Но я же помню, что всё это было!..

Я же помню! Помню! Я-то ведь помню, что всё это было! Ведь если этого не было, то о чем же тогда писать? А я ведь люблю писать! Мне скоро уже 39, а я всё ещё люблю писать! Хоть и всех пережил. Всех, кто хоть чего-либо стоил. И теперь я остался один. И вокруг меня нет никого, кто хоть чего-либо стоил. И вот для них для всех я и пишу. Пишу, потому что люблю писать, потому что писатель, потому что мне скоро уже 39, а я всё ещё что-то пишу. Пишу, потому что всё ещё кое-что помню. Помню, как было на самом деле.

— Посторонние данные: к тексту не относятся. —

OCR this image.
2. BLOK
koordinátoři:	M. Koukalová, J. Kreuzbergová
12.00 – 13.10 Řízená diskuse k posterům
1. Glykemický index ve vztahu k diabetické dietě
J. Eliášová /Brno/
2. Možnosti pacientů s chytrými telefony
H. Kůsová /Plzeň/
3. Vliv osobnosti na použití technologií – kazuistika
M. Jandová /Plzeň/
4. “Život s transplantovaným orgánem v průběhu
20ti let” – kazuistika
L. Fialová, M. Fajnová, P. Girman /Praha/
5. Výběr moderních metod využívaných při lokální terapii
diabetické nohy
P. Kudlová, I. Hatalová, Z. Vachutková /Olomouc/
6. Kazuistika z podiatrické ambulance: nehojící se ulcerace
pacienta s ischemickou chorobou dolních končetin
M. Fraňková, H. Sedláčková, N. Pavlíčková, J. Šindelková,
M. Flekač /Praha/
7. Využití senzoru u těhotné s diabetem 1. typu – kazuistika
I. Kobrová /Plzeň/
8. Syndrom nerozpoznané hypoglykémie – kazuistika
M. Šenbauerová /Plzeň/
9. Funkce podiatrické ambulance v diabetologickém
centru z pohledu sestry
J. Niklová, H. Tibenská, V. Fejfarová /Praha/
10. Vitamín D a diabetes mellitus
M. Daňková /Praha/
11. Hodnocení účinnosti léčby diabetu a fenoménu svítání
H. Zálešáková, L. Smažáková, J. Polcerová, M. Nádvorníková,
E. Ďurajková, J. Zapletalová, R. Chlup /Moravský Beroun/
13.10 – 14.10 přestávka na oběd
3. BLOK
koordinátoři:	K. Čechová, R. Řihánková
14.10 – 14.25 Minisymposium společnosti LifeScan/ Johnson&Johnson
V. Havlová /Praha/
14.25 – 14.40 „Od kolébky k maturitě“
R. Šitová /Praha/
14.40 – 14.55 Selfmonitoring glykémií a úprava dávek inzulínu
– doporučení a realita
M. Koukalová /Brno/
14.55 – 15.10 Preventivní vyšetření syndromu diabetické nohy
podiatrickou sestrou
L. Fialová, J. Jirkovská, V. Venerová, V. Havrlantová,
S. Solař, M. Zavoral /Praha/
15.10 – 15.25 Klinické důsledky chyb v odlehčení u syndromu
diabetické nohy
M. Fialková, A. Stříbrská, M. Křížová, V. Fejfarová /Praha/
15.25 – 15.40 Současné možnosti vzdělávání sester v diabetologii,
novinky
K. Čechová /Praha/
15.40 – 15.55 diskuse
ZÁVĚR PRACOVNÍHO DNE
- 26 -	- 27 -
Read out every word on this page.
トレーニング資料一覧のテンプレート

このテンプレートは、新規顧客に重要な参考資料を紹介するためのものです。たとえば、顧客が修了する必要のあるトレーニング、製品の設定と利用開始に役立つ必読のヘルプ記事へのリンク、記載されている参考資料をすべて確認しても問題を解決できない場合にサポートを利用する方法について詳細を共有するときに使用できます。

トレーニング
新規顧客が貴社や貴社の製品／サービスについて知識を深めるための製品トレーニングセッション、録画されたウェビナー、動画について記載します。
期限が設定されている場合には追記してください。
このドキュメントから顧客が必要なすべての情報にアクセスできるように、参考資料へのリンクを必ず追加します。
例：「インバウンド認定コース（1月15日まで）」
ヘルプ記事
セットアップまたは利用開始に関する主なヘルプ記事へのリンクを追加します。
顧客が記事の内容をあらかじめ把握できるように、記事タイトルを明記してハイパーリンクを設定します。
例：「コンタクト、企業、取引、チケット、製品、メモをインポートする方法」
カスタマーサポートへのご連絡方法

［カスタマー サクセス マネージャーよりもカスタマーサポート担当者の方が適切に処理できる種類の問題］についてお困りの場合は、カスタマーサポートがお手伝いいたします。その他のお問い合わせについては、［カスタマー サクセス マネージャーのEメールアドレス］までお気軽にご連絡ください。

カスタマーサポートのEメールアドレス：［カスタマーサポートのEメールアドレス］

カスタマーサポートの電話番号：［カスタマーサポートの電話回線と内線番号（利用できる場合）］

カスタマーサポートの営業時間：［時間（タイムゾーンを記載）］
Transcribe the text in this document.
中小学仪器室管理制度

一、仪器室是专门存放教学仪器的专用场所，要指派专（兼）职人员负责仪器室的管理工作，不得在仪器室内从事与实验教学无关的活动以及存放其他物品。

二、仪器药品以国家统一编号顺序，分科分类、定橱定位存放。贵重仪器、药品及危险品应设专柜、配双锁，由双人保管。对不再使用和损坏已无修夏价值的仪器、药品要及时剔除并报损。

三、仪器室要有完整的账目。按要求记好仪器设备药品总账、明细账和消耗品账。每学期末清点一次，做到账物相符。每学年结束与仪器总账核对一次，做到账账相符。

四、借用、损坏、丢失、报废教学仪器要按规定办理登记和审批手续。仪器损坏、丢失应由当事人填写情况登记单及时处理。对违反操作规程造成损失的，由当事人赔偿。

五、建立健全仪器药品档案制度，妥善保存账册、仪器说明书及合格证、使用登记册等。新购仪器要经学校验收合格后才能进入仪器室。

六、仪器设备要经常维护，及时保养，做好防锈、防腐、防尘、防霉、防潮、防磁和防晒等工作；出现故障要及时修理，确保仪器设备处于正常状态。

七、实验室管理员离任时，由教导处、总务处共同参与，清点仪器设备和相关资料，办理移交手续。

— На самом деле или с твоей точки зрения? — спросил меня вдруг кто-то поверхностный, но усвоивший нехитрую науку задавать вопросы, которые кажутся умными людям ещё более поверхностным и глупым, чем они сами, то есть полному народному быдлу.

— Христос считал, что это одно и то же. Во всяком случае, в отношении себя самого… — вмешался в наш назревающий диспут Микки-Маус.

— Я спрашивало не тебя, а его! Когда спросят тебя, ты за всё и ответишь! — парировало Народное Быдло.

— Я и он — тоже одно и то же! — отвечал на это — мой, в данном случае, друг — Микки-Маус.

— Ну вы и сравнили! То Христос, а то — вы, два вежлика-распиздяя! — не унималось Быдло.

Тогда Микки-Маус вдруг неожиданно для всех вытащил револьвер и без лишних слов выстрелил Народному Быдлу в лоб…

Как обычно, не успев ничего понять, с развороченным и залитым кровью еблом, Быдло упало замертво в грязь…

— Пойдём! — сказал Микки-Маус и взял меня за руку, — Пойдём отсюда скорей, потому что мы только что совершили убийство. Конечно, мы были с тобой совершенно правы, содеяв это, поскольку Быдло вконец распоясалось, а иначе его не уймёшь… Но… пока о том, что мы были правы, знаем лишь мы одни.

— А Эверест не сможет в случае чего за нас заступиться? — спросил за меня Пилот № 5.

— Пока ты не вернёшь себе самого себя, нам никто помогать не станет. Можешь не сомневаться! Сейчас нам надо просто поскорей убраться отсюда, а то… — он опять лукаво ухмыльнулся, — а то у тебя не будет времени на поиски…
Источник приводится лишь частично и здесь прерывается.